Health Care Providers Win License to Discriminate

Health Care Providers Win License to Discriminate
WHITEHOUSE.GOV

In one of multiple anticipated moves designed to dismantle health care protections for LGBTQ people and women, the Trump administration’s Department of Health and Human Services (HHS) on May 2 announced a final version of a new rule that will give health care workers and institutions the authority to use “religious” or “moral” objections to deny care to patients.

And, the administration is, separately, viewed as being on the verge of issuing new rules targeting Section 1557 of the Affordable Care Act, which protects patients on the basis of gender identity. Those rules changes would likely target transgender people more directly.

President Donald Trump, speaking from the Rose Garden at the White House on May 2, said “physicians, pharmacists, nurses, teachers, students, and faith-based charities” are protected under the new rule, and the administration reinforced its commitment to enforce dozens of laws aimed at protecting “conscience” rights.

The new rule is broad and leaves open numerous questions about how far health care providers could go in their quest to discriminate. In a statement, the Human Rights Campaign warned that the new rule could not only scale back abortion rights, but also target lesbians who seek in-vitro fertilization care, single women, interfaith couples, hormone therapy, transition-related care, and HIV/ AIDS prevention and treatment.

The rule was proposed in January 2018 and has already gone through the customary commenting period during which the public was allowed to voice comments, many of which related to queer-related care. On page 153 of an HHS document pertaining to the rule, the agency noted a series of court cases involving gender dysphoria and stated, “In the event the Department receives any such complaints, the Department will consider them on a case-by-case basis,” further adding to uncertainty surrounding the future of transgender-related care.

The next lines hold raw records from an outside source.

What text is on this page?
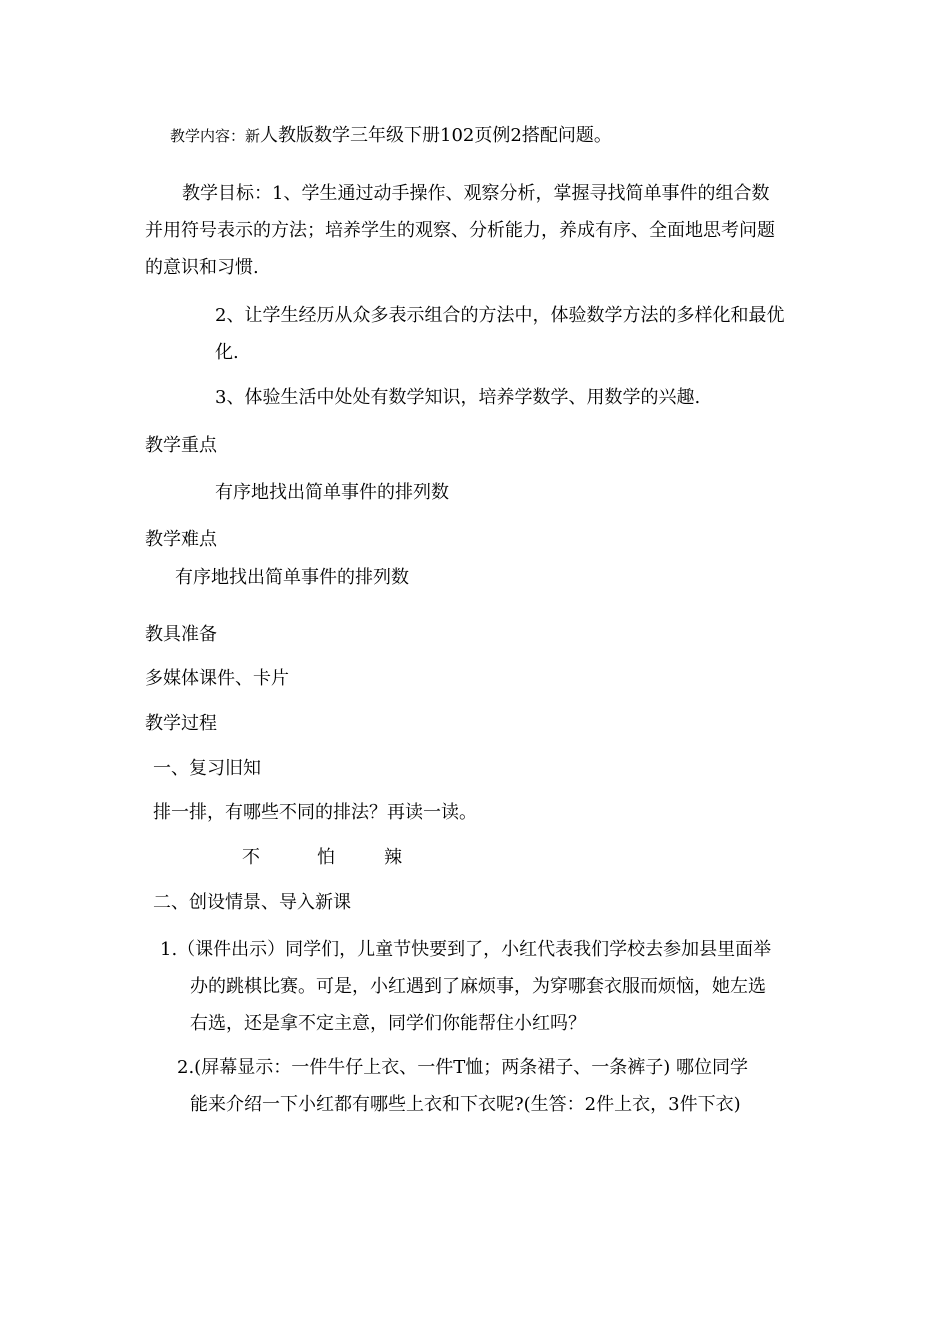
教学内容：新人教版数学三年级下册102页例2搭配问题。
教学目标：1、学生通过动手操作、观察分析，掌握寻找简单事件的组合数
并用符号表示的方法；培养学生的观察、分析能力，养成有序、全面地思考问题
的意识和习惯.
2、让学生经历从众多表示组合的方法中，体验数学方法的多样化和最优
化.
3、体验生活中处处有数学知识，培养学数学、用数学的兴趣.
教学重点
有序地找出简单事件的排列数
教学难点
有序地找出简单事件的排列数
教具准备
多媒体课件、卡片
教学过程
一、复习旧知
排一排，有哪些不同的排法？再读一读。
不	怕	辣
二、创设情景、导入新课
1.（课件出示）同学们，儿童节快要到了，小红代表我们学校去参加县里面举
办的跳棋比赛。可是，小红遇到了麻烦事，为穿哪套衣服而烦恼，她左选
右选，还是拿不定主意，同学们你能帮住小红吗？
2.(屏幕显示：一件牛仔上衣、一件T恤；两条裙子、一条裤子) 哪位同学
能来介绍一下小红都有哪些上衣和下衣呢?(生答：2件上衣，3件下衣)
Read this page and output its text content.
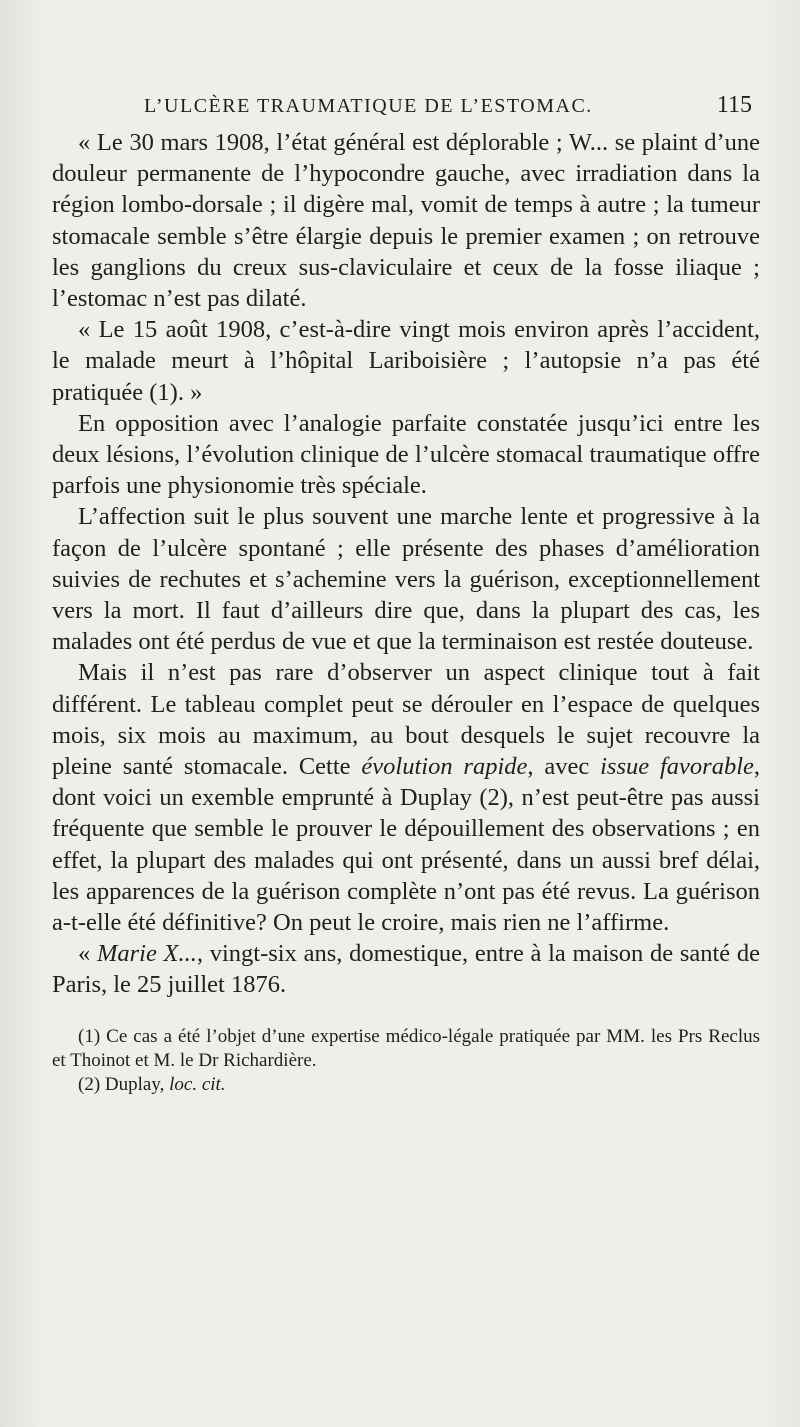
L’ULCÈRE TRAUMATIQUE DE L’ESTOMAC.	115

« Le 30 mars 1908, l’état général est déplorable ; W... se plaint d’une douleur permanente de l’hypocondre gauche, avec irradiation dans la région lombo-dorsale ; il digère mal, vomit de temps à autre ; la tumeur stomacale semble s’être élargie depuis le premier examen ; on retrouve les ganglions du creux sus-claviculaire et ceux de la fosse iliaque ; l’estomac n’est pas dilaté.

« Le 15 août 1908, c’est-à-dire vingt mois environ après l’accident, le malade meurt à l’hôpital Lariboisière ; l’autopsie n’a pas été pratiquée (1). »

En opposition avec l’analogie parfaite constatée jusqu’ici entre les deux lésions, l’évolution clinique de l’ulcère stomacal traumatique offre parfois une physionomie très spéciale.

L’affection suit le plus souvent une marche lente et progressive à la façon de l’ulcère spontané ; elle présente des phases d’amélioration suivies de rechutes et s’achemine vers la guérison, exceptionnellement vers la mort. Il faut d’ailleurs dire que, dans la plupart des cas, les malades ont été perdus de vue et que la terminaison est restée douteuse.

Mais il n’est pas rare d’observer un aspect clinique tout à fait différent. Le tableau complet peut se dérouler en l’espace de quelques mois, six mois au maximum, au bout desquels le sujet recouvre la pleine santé stomacale. Cette évolution rapide, avec issue favorable, dont voici un exemble emprunté à Duplay (2), n’est peut-être pas aussi fréquente que semble le prouver le dépouillement des observations ; en effet, la plupart des malades qui ont présenté, dans un aussi bref délai, les apparences de la guérison complète n’ont pas été revus. La guérison a-t-elle été définitive? On peut le croire, mais rien ne l’affirme.

« Marie X..., vingt-six ans, domestique, entre à la maison de santé de Paris, le 25 juillet 1876.

(1) Ce cas a été l’objet d’une expertise médico-légale pratiquée par MM. les Prs Reclus et Thoinot et M. le Dr Richardière.

(2) Duplay, loc. cit.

The document dismissed comments expressing concern that LGBTQ people could suffer from discrimination in their health care under the new rule. HHS said one of those comments was “general in nature” and “did not assist in estimating” how it would affect religious beliefs or moral convictions, while the agency said another comment identifying health disparities faced by LGBTQ people “did not explain the extent to which such disparities are the product of the lawful exercise of religious beliefs or moral convictions.” The agency argued that studies regarding the way state LGBTQ laws address disparities facing LGBTQ folks do not provide “a reliable basis for inferring an answer to the questions at issue here.”

The administration clearly signaled its policy direction last year when the HHS Office for Civil Rights opened a new Division of Conscience and Religious Freedom and appointed Roger Severino — who previously served at the anti-LGBTQ Heritage Foundation as the director of the DeVos Center for Religion and Civil Society — as its director.

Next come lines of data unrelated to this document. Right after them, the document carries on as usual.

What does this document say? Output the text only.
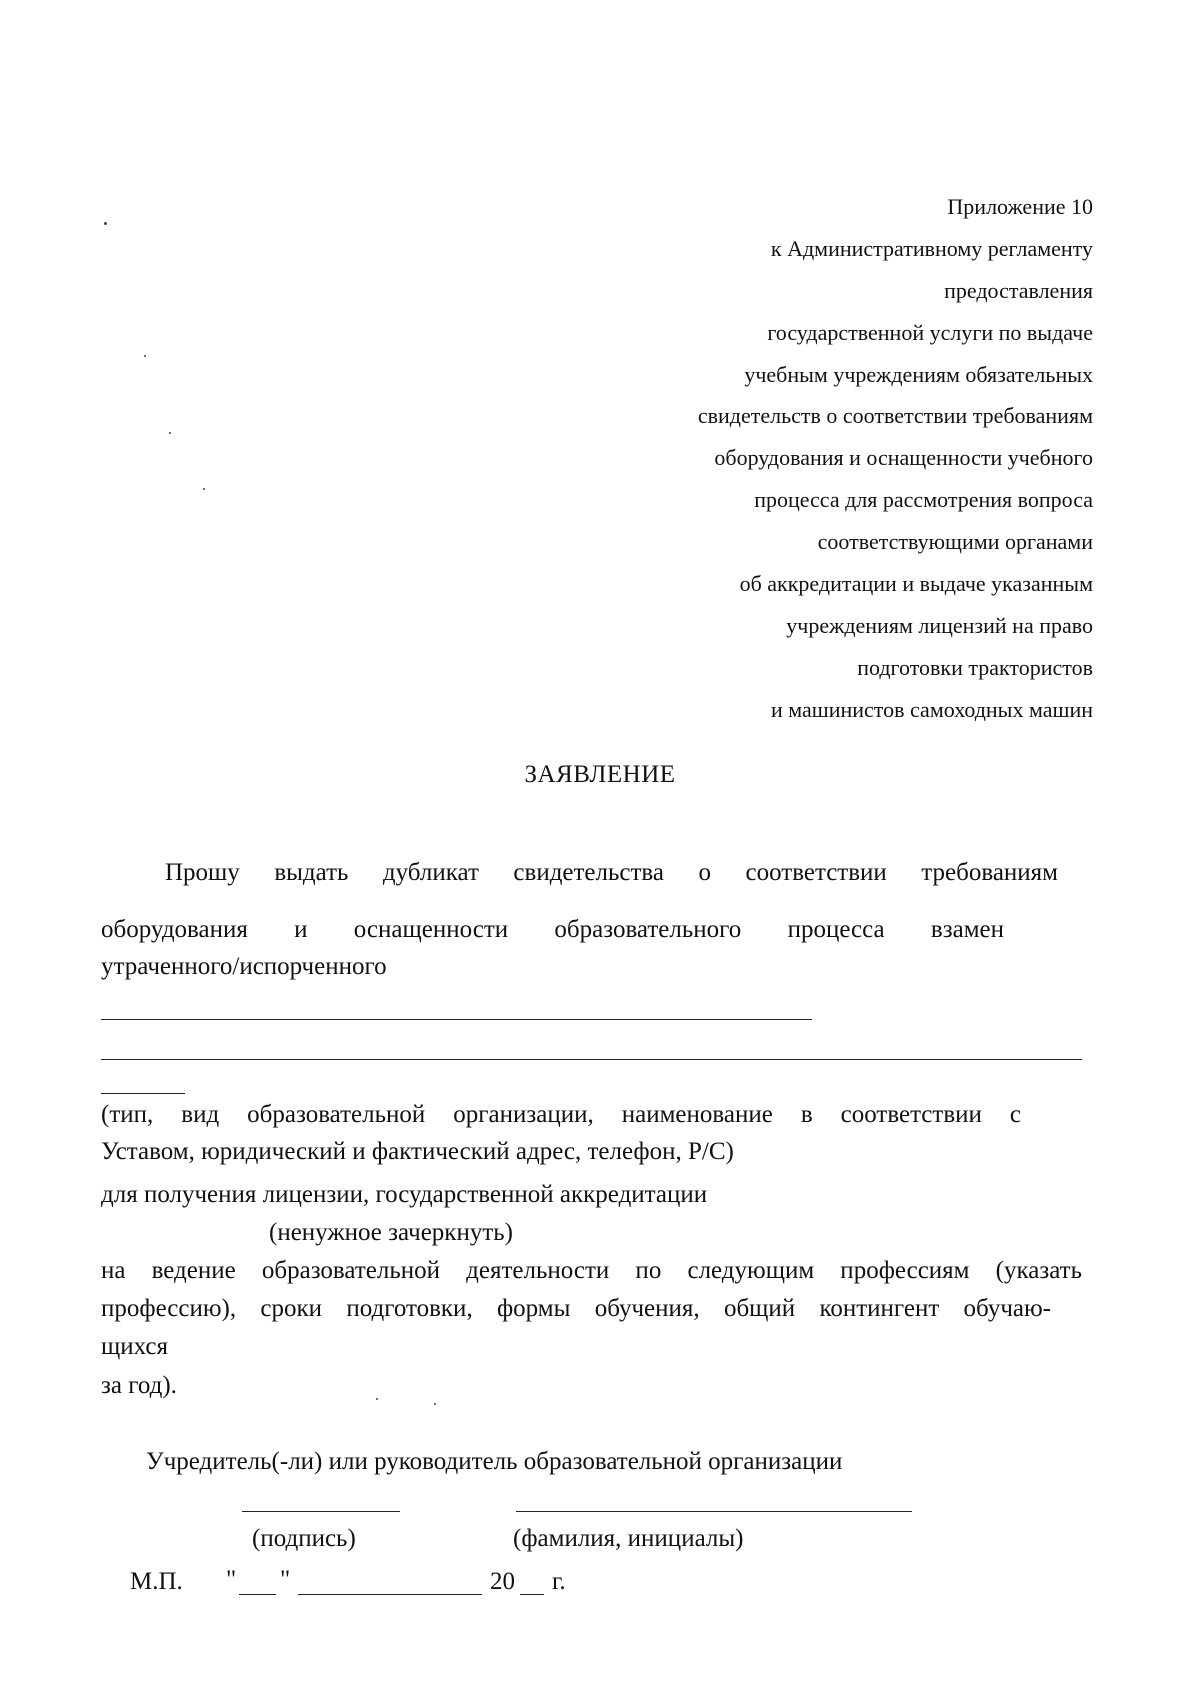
Приложение 10
к Административному регламенту
предоставления
государственной услуги по выдаче
учебным учреждениям обязательных
свидетельств о соответствии требованиям
оборудования и оснащенности учебного
процесса для рассмотрения вопроса
соответствующими органами
об аккредитации и выдаче указанным
учреждениям лицензий на право
подготовки трактористов
и машинистов самоходных машин
ЗАЯВЛЕНИЕ
Прошу выдать дубликат свидетельства о соответствии требованиям
оборудования и оснащенности образовательного процесса взамен
утраченного/испорченного
(тип, вид образовательной организации, наименование в соответствии с
Уставом, юридический и фактический адрес, телефон, Р/С)
для получения лицензии, государственной аккредитации
(ненужное зачеркнуть)
на ведение образовательной деятельности по следующим профессиям (указать
профессию), сроки подготовки, формы обучения, общий контингент обучаю-
щихся
за год).
Учредитель(-ли) или руководитель образовательной организации
(подпись)	(фамилия, инициалы)
М.П. " "	20 г.
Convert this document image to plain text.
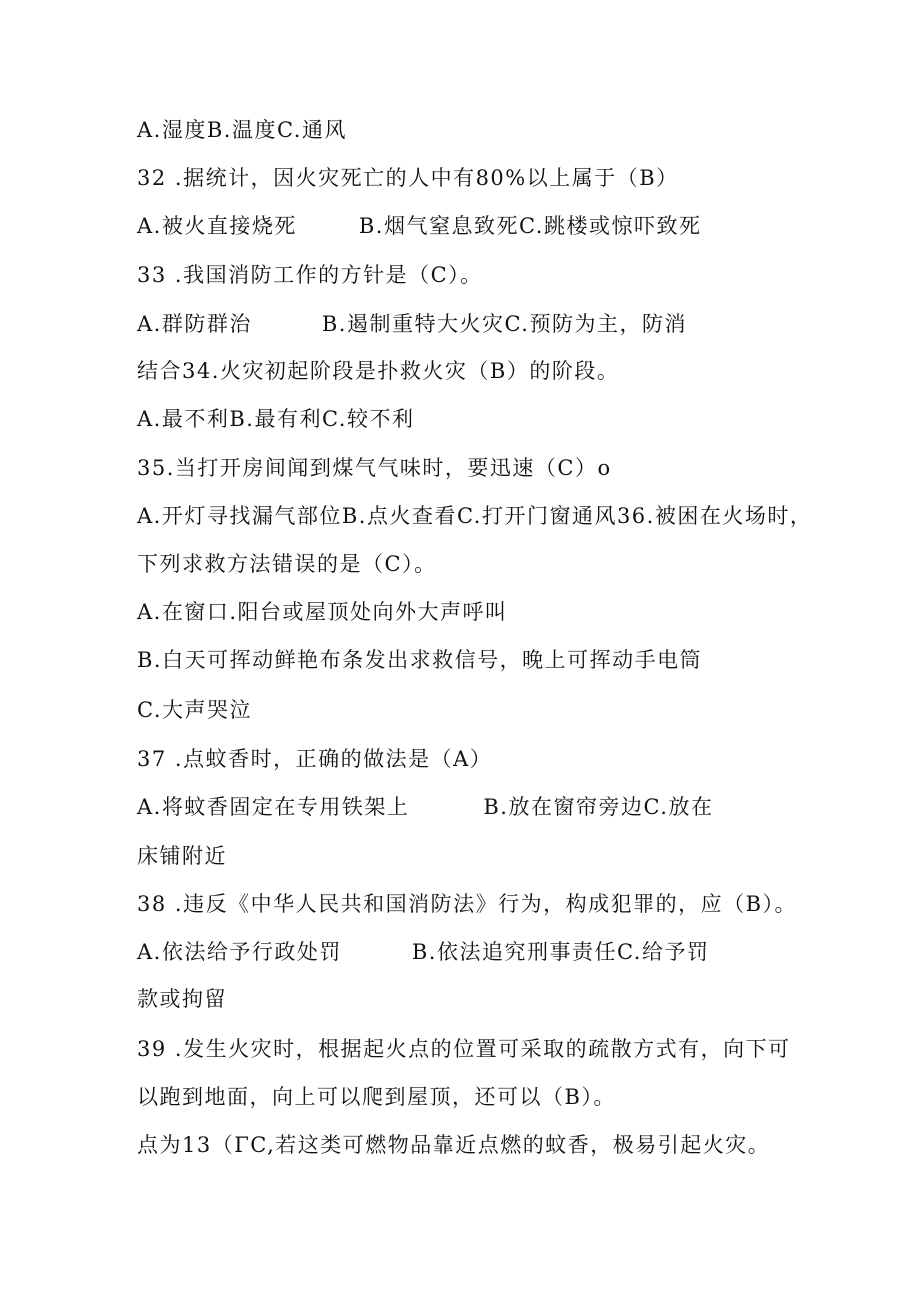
A.湿度B.温度C.通风
32 .据统计，因火灾死亡的人中有80%以上属于（B）
A.被火直接烧死	B.烟气窒息致死C.跳楼或惊吓致死
33 .我国消防工作的方针是（C）。
A.群防群治	B.遏制重特大火灾C.预防为主，防消
结合34.火灾初起阶段是扑救火灾（B）的阶段。
A.最不利B.最有利C.较不利
35.当打开房间闻到煤气气味时，要迅速（C）o
A.开灯寻找漏气部位B.点火查看C.打开门窗通风36.被困在火场时，
下列求救方法错误的是（C）。
A.在窗口.阳台或屋顶处向外大声呼叫
B.白天可挥动鲜艳布条发出求救信号，晚上可挥动手电筒
C.大声哭泣
37 .点蚊香时，正确的做法是（A）
A.将蚊香固定在专用铁架上	B.放在窗帘旁边C.放在
床铺附近
38 .违反《中华人民共和国消防法》行为，构成犯罪的，应（B）。
A.依法给予行政处罚	B.依法追究刑事责任C.给予罚
款或拘留
39 .发生火灾时，根据起火点的位置可采取的疏散方式有，向下可
以跑到地面，向上可以爬到屋顶，还可以（B）。
点为13（ΓC,若这类可燃物品靠近点燃的蚊香，极易引起火灾。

In a written statement, Severino put his own spin on the new rule, saying it “ensures ensures that health care entities and professionals won’t be bullied out of the health care field because they decline to participate in actions that violate their conscience.”

But the announcement elicited vociferous condemnation from health care advocates who say it amounts to a license to discriminate. The Human Rights Campaign’s government affairs director, David Stacy, said the new rule “threatens LGBTQ people by permitting medical providers to deny critical care based on personal beliefs.”

“The administration’s decision puts LGBTQ people at greater risk of being denied necessary and appropriate health care solely based on their sexual orientation or gender identity,” Stacy added. “Everyone deserves access to medically necessary care and should never be turned away because of who they are or who they love.”

The Leadership Conference on Civil and Human Rights, an umbrella organization for civil rights advocacy groups, also fired back at the administration immediately following the May 2 announcement.

“HHS’s final denial of care rule will substantially harm the health and well-being of many – in particular women and transgender patients,” said Vanita Gupta, the organization’s president and CEO. “The government should protect all patients from discrimination, not make it easier for those in the health care system to discriminate. The rule is also arbitrary and capricious and exceeds the scope of the laws that it seeks to enforce. This rule must be scrapped.”

Further announcements from the administration regarding the unraveling of Section 1557 of the Affordable Care Act are expected within days.